11/03/2015

Igualdade de gênero: contradições na Fundação Casa

Escrito por Angela Aparecida dos Santos, conselheira fiscal SinPsi

Apesar de o cargo da presidência da Fundação Casa ser ocupado por uma mulher desde 2005, tendo como meta a "tentativa de reordenamento do sistema socioeducativo pautado na implantação dos dispositivos legais orientadores das ações socioeducativas" - dentre as quais Constituição Federal, Estatuto da Criança e Adolescente (ECA), SUS, SUAS e Sinase - e a construção de unidades (atualmente são 149 centros socioeducativos), são escassos os avanços na valorização da igualdade econômica de gênero, no cenário de mais de 13 mil funcionários. Basta observar que a maioria dos cargos comissionados e relacionados à gestão ainda são destinados majoritariamente ao gênero masculino.

Aprofundando esta ótica, verifica-se que, com reordenamento, das onze divisões regionais criadas, apenas uma é dirigida por mulher. Dos cargos de gerenciamento e coordenação, apesar de não haver aqui um número exato, seguramente não chegam a 10% os ocupados por mulheres. A igualdade de oportunidade com recorte de gênero não é uma realidade na Fundação.

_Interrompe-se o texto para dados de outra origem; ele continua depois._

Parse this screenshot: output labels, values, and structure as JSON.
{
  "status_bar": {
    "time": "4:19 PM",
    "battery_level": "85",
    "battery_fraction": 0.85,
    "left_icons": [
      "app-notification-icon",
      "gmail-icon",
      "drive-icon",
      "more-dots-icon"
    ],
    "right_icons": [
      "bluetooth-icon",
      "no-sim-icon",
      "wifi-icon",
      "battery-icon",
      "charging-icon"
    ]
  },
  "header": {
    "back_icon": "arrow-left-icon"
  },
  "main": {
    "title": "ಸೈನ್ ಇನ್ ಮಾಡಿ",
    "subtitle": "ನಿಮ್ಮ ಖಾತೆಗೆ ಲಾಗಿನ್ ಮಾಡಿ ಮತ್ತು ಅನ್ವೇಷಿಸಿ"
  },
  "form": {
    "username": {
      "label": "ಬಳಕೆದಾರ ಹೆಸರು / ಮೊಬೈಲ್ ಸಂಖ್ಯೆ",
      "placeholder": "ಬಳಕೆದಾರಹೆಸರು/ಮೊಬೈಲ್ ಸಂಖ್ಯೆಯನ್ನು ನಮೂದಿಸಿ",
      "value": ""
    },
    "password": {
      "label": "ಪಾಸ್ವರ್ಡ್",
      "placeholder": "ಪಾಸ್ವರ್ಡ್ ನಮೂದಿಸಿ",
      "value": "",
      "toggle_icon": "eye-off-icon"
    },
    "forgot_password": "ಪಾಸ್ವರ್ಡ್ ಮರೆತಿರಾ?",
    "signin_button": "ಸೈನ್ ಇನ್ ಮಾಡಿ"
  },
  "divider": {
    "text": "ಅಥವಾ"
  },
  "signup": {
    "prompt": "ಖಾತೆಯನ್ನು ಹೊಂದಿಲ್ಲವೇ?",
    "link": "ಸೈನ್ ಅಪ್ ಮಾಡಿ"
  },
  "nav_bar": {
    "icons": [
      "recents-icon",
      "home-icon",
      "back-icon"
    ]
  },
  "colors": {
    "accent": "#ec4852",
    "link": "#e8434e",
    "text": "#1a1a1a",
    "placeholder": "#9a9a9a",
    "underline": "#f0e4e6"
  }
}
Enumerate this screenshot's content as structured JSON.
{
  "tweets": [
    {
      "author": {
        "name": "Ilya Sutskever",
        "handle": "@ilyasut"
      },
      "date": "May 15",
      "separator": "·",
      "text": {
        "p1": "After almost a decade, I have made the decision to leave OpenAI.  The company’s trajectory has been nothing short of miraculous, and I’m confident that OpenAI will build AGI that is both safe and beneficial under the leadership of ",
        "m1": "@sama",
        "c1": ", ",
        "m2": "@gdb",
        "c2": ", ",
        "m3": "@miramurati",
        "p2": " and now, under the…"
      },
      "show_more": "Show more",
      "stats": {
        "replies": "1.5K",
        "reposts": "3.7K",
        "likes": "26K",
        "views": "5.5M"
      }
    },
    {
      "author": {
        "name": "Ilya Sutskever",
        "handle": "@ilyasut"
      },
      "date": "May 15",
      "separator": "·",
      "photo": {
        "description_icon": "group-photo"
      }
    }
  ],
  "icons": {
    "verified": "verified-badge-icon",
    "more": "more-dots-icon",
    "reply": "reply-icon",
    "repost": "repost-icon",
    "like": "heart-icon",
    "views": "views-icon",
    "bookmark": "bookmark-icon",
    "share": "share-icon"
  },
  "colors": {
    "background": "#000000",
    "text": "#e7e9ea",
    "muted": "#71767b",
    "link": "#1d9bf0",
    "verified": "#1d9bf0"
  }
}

Segundo dados do Sitraemfa, há um contingente de 6 mil mulheres trabalhadoras na Fundação Casa. Já o Plano de Atendimento Socioeducativo do Estado de São Paulo informa que 43,2% dos cargos da Fundação Casa são de agentes socioeducativos. Esse dado permite concluir que o atendimento direto ao adolescente em conflito com a lei, em medida de internação no pátio, ainda é realizado pelo gênero masculino. Esse recorte de gênero nas funções indica que pátio ainda é coisa de homem. Estaríamos sucumbindo à cultura de que a "lei do mais forte" é predominante? É o que sentimos no cotidiano. Avaliamos que esse clima de guerra é não somente a negação na prática de uma política de cuidado e proteção ao adolescente, mas também fator de agravamento das condições precárias de trabalho, deteriorando muito a saúde do trabalhador.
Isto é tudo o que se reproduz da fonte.